30 thoughts on “Guest Chick: Annette Dashofy

  1. Annette, I chuckled at your description of the mad chickens. And I remember the day I asked, “I need a murder implement that would be in a barn – what could I used?” The gleam in your eye was priceless. 🙂

    Liked by 6 people

  2. I, too, laughed at the mad chickens. I can see it, but it still made me laugh.

    Interesting to know that Lost Legacy came from a family story.

    Congrats on the new book!

    Liked by 5 people

  3. Wonderful post, Annette! The pictures are fantastic, and I love how all of these experiences inform your writing. (I also laughed at the angry chickens. We sometimes feed our neighbor’s hens and I’m afraid of them!) Congrats on the nom, this amazing series (you know I’m a fan!!), and the latest. Can’t WAIT to read!

    Liked by 3 people

    1. Thank you, Kathy! A few years ago I was on a neighbor’s farm and their rooster went into attack mode. I think he expected me to run away in terror, but having had years of chicken-wrangling experience, I just booted him. No, he wasn’t hurt. But he’d come at me, I’d boot him, he’d squawk and come at me again. Every third step I’d boot that darned rooster. But we both survived with no blood or bruises.

      Liked by 3 people

  4. Ohmygosh … what gorgeous pictures, Annette! Is it still a working farm?

    I suspect I’d be a lot like your mom and grandma, worried about everything. I know for a fact I was just like you as a kid … climbing on everything, exploring it all, oblivious to dangers. I still cringe when I think of my folks letting us use a hatchet to chop logs while we stood one foot on either side of it! How we never chopped off a foot at the ankle I’ll never know.

    Congrats on all your success!

    Liked by 6 people

    1. Becky, alas, no it’s no longer a working farm. I own 10 acres of it, but the farmhouse and the outbuildings are all gone now…which is sad since I live right across from where the house used to be.

      And thank you!

      Liked by 4 people

  5. Right when I got to the part of your post about the chickens, one of ours started doing the “I’m laying an egg” squawk right outside my window — like a Greek chorus emphasizing what you’d said. Great post! (The chickens approve!)

    Liked by 6 people

  6. I incurred some barbed wire injuries on my uncle’s farm growing up, so I can totally imagine murder by barbed wire, lol! Great post, Annette, and congrats on your Agatha nom!

    Liked by 4 people

  7. I love how we all immediately loved the chickens–must be ’cause of the blog name, lol.

    My chicken story involves a rooster in a cockpit–that part of the plane appropriately named in this case.
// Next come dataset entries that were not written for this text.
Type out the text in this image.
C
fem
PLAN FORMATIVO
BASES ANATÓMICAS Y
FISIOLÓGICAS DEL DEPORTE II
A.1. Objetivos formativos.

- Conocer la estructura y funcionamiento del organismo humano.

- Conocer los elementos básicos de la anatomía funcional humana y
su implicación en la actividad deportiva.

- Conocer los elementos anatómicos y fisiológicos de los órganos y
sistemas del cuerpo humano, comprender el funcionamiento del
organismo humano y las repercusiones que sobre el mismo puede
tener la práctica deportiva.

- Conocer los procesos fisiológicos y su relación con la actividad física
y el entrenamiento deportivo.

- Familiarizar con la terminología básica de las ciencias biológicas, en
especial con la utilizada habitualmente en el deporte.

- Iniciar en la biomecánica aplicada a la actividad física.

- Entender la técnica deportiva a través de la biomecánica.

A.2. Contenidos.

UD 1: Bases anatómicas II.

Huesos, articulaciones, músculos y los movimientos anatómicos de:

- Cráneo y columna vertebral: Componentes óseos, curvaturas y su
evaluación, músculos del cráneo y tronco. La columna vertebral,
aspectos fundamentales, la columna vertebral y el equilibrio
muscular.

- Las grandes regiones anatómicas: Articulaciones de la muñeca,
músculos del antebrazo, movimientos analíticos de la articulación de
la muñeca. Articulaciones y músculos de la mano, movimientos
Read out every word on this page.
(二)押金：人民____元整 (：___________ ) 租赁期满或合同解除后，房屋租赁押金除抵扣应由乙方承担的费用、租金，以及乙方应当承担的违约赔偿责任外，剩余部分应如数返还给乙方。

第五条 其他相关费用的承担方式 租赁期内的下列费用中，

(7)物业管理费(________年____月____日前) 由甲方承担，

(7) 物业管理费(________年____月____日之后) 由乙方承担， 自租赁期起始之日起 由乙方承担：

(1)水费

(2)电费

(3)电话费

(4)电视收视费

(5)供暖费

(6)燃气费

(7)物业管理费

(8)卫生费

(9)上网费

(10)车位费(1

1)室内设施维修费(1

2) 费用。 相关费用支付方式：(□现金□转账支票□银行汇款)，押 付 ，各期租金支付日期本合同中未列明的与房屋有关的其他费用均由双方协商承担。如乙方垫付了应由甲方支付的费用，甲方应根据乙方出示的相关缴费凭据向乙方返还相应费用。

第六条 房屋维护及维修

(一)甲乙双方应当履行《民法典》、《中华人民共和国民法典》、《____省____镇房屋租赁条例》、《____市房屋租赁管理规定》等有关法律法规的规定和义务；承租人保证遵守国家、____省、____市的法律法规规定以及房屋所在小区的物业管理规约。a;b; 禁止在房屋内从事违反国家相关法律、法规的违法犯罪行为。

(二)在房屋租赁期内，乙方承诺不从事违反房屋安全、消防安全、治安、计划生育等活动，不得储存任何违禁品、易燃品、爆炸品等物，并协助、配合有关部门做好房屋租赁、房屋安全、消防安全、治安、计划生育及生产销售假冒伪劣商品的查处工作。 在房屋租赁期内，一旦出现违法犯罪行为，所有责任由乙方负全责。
Robin and I had hired a plane to fly us between islands in the Carribbean, and the pilot told us it would be half the price if we allowed some cargo to go with along with us, which cargo turned out to be several fighting cocks. Well, during the flight, one of them started to poke its head out of the pillow case it had been tied up in, and Robin had to poke it back inside (a dangerous process, what with that sharp beak), lest it escape and fly around the tiny plane, which could have spelled utter disaster for us.

    Liked by 6 people

  8. I really enjoyed your description of growing up on a farm. I spent a lot of my childhood on my grandparents’ farm, and I remember gathering eggs with my granny all too well. At first it seemed all fun, until I looked at her bruised and scarred hands that were henhouse results. My granddad almost died after falling while climbing into a silo; the pigs charged him. Still, I wouldn’t trade my memories from then and there, and your post really brought them back. Thank you.

    Liked by 2 people

  9. I love everything about this post, Annette! And while I can also admit to smiling at the chicken story (geese are what I see in my nightmares), it’s the family lore that I find so fascinating. Every family has that whispered story. So glad you found a way to bring that mystery to light!

    Liked by 1 person

    1. Thank you, Micki. We didn’t have geese, thank goodness! But I’ve been stalked by them on walking trails and confess, I’m terrified of those hissing masses of feathers.